3. If entry has no crystal connectivity then for each atom
 
3.1 	If atom is suppressed then atom_type is Du
 
3.2 	If element_symbol is D then atom_type is H
 
3.3 	If element_symbol is P then atom_type is P.3
 
3.4 	If element_symbol is Co .OR. element_symbol is Ru 
	.OR. element_symbol is Ti .OR. element_symbol is Cr then
	atom_type is Co.oh or Ru.oh or Ti.oh or Cr.oh
 
3.5 	If element_symbol is C then atom_type is C.3
 
3.6 	If element_symbol is O then atom_type is O.3
 
3.7 	If element_symbol is N then atom_type is N.3
 
3.8 	If element_symbol is S then atom_type is S.3
 
3.9 	If element_symbol is none of the above then atom_type is element_symbol

D. Bond Types

CSD bond types in matched entries are mapped to SYBYL bond types as follows:

   CSD bond type		SYBYL bond type

	1	(single)		1
	2	(double)		2
	3	(triple)		3
	4	(quadruple)		un
	5	(aromatic)		ar
	6	(polymeric)		un
	7	(delocalised double)	un
	9	(pi)			un
In addition, the SYBYL bond type amide (am) is assigned to a bond from an amide nitrogen (N.am) to a carbon atom connected to oxygen with a double bond.

For unmatched entries, bond types are assigned as follows.

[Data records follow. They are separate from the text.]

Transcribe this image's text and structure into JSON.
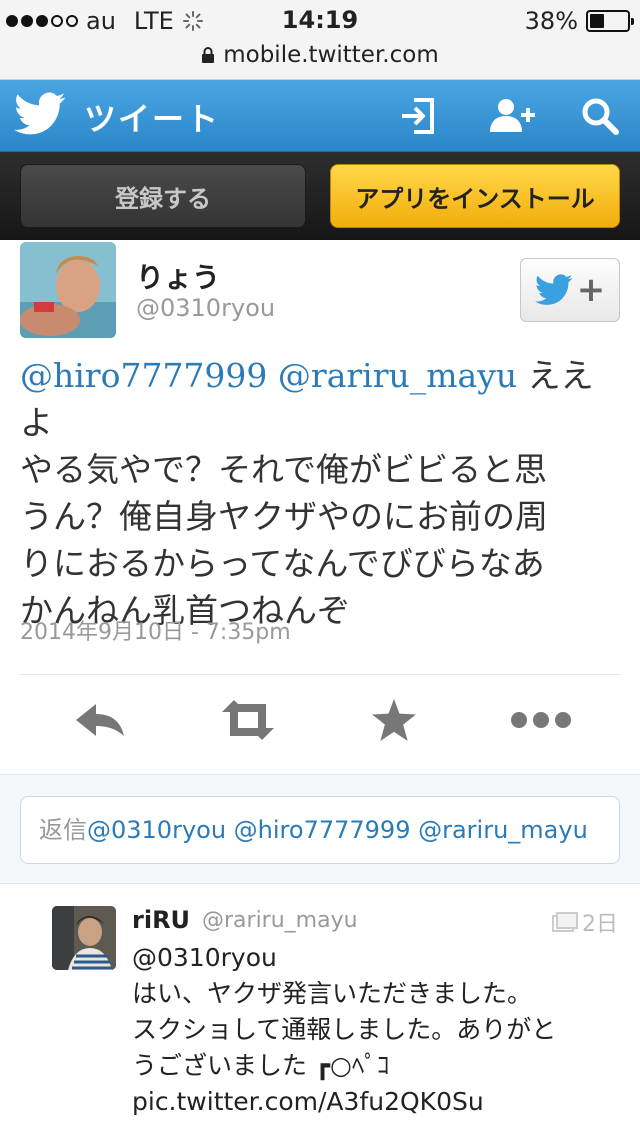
{
  "status_bar": {
    "carrier": "au",
    "network": "LTE",
    "time": "14:19",
    "battery_percent": "38%",
    "battery_level": 0.38
  },
  "url_bar": {
    "url": "mobile.twitter.com"
  },
  "header": {
    "title": "ツイート",
    "icons": [
      "twitter-bird-icon",
      "sign-in-icon",
      "add-user-icon",
      "search-icon"
    ],
    "brand_color": "#2a86c8"
  },
  "action_bar": {
    "register_label": "登録する",
    "install_label": "アプリをインストール"
  },
  "tweet": {
    "author_name": "りょう",
    "author_handle": "@0310ryou",
    "mention_1": "@hiro7777999",
    "mention_2": "@rariru_mayu",
    "line_1_tail": " ええよ",
    "line_2": "やる気やで？それで俺がビビると思",
    "line_3": "うん？俺自身ヤクザやのにお前の周",
    "line_4": "りにおるからってなんでびびらなあ",
    "line_5": "かんねん乳首つねんぞ",
    "date": "2014年9月10日 - 7:35pm",
    "actions": [
      "reply-icon",
      "retweet-icon",
      "favorite-icon",
      "more-icon"
    ]
  },
  "reply_box": {
    "prefix": "返信",
    "handles": "@0310ryou @hiro7777999 @rariru_mayu"
  },
  "reply_tweet": {
    "name": "riRU",
    "handle": "@rariru_mayu",
    "time": "2日",
    "line_1": "@0310ryou",
    "line_2": "はい、ヤクザ発言いただきました。",
    "line_3": "スクショして通報しました。ありがと",
    "line_4": "うございました ┏○ﾍﾟｺ",
    "line_5": "pic.twitter.com/A3fu2QK0Su"
  }
}
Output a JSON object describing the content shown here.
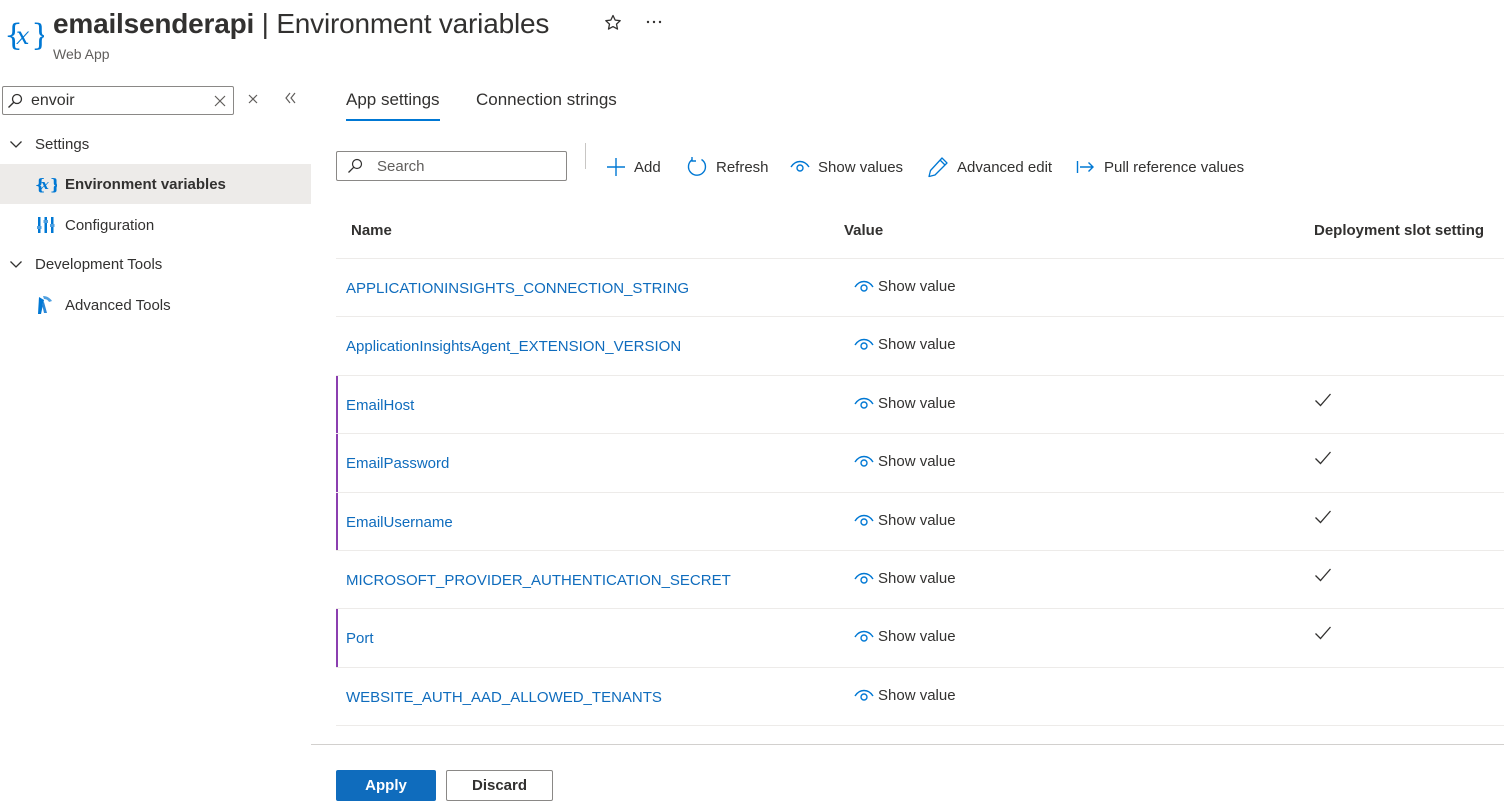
{
  "header": {
    "resource_name": "emailsenderapi",
    "separator": " | ",
    "page_name": "Environment variables",
    "subtitle": "Web App",
    "icon": "variables-icon",
    "favorite_icon": "star-icon",
    "more_icon": "more-icon"
  },
  "sidebar": {
    "search_value": "envoir",
    "groups": [
      {
        "label": "Settings",
        "items": [
          {
            "label": "Environment variables",
            "icon": "variables-icon",
            "active": true
          },
          {
            "label": "Configuration",
            "icon": "configuration-icon",
            "active": false
          }
        ]
      },
      {
        "label": "Development Tools",
        "items": [
          {
            "label": "Advanced Tools",
            "icon": "advanced-tools-icon",
            "active": false
          }
        ]
      }
    ]
  },
  "tabs": [
    {
      "label": "App settings",
      "active": true
    },
    {
      "label": "Connection strings",
      "active": false
    }
  ],
  "toolbar": {
    "search_placeholder": "Search",
    "add": "Add",
    "refresh": "Refresh",
    "show_values": "Show values",
    "advanced_edit": "Advanced edit",
    "pull_reference_values": "Pull reference values"
  },
  "table": {
    "columns": {
      "name": "Name",
      "value": "Value",
      "slot": "Deployment slot setting"
    },
    "rows": [
      {
        "name": "APPLICATIONINSIGHTS_CONNECTION_STRING",
        "value": "Show value",
        "slot_setting": false,
        "modified": false
      },
      {
        "name": "ApplicationInsightsAgent_EXTENSION_VERSION",
        "value": "Show value",
        "slot_setting": false,
        "modified": false
      },
      {
        "name": "EmailHost",
        "value": "Show value",
        "slot_setting": true,
        "modified": true
      },
      {
        "name": "EmailPassword",
        "value": "Show value",
        "slot_setting": true,
        "modified": true
      },
      {
        "name": "EmailUsername",
        "value": "Show value",
        "slot_setting": true,
        "modified": true
      },
      {
        "name": "MICROSOFT_PROVIDER_AUTHENTICATION_SECRET",
        "value": "Show value",
        "slot_setting": true,
        "modified": false
      },
      {
        "name": "Port",
        "value": "Show value",
        "slot_setting": true,
        "modified": true
      },
      {
        "name": "WEBSITE_AUTH_AAD_ALLOWED_TENANTS",
        "value": "Show value",
        "slot_setting": false,
        "modified": false
      }
    ]
  },
  "footer": {
    "apply": "Apply",
    "discard": "Discard"
  },
  "colors": {
    "accent": "#0078d4",
    "link": "#0f6cbd",
    "modified_marker": "#8b3fb0",
    "active_nav_bg": "#edebe9"
  }
}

	Any bond from the following SYBYL atom types is single (1):

		H F Cl Br I C.3 S.3 N.3 N.4

	A bond between SYBYL atom types O.2 and C.2 is double (2).

	A bond between N.am and C--O or C--S is amide (am)

	All other bond types are unspecified (un)
No bond record is written for entries with no crystal connectivity.